Carbon taxes on home energy and motor fuel often place a greater burden on low-income households because the same tax rate applies to every taxpayer, regardless of income. However, they contribute much less to climate change than high income households.
And, I might add, it is not always practical or desirable for individuals to take public transit. Seniors, for instance, who are at higher risk for Covid-19 related death and who can afford wheels, would prefer to drive than sit in a crowded public vehicle.
Providing people with green living options, like free green electricity and free public transport, is promising because it’s re-distributive, saves emissions and reduces fuel and transport poverty.
This looks like a British article but I’m sure Mr. Trudeau would be clapping his hands with glee. He and his carbon-tax cronies think in general, broad strokes instead of the actual, lived reality of most Canadians.

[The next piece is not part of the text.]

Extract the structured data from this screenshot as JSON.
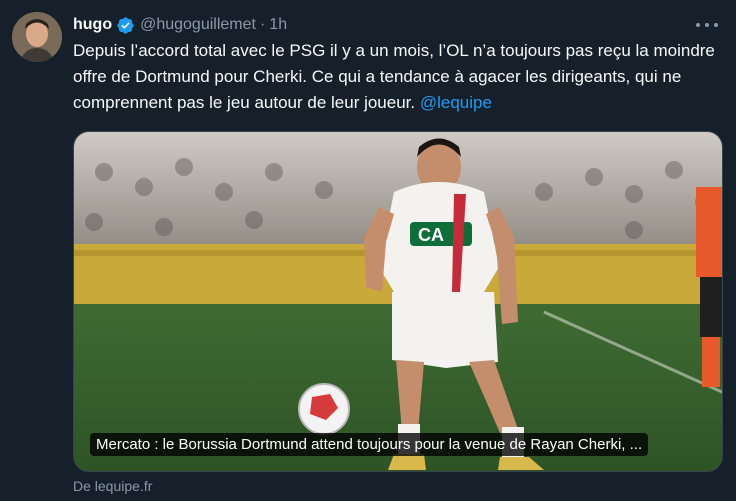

Meanwhile in the USA, people are talking about the high price of a Thanksgiving turkey, and of unprecedented inflation. They don’t have the problem compounded by a weak dollar and by an additional, escalating carbon tax. I think they’d go mad if they had a carbon tax imposed on top of their current economic woes. But Canadians have become such passive, docile sheep that they allow themselves to be led to economic slaughter—even worse, many applaud it (read – Stockholm Syndrome).
We need to be a bit more like the USA in this regard. Time to remember that a democratic government serves the people, not the other way around.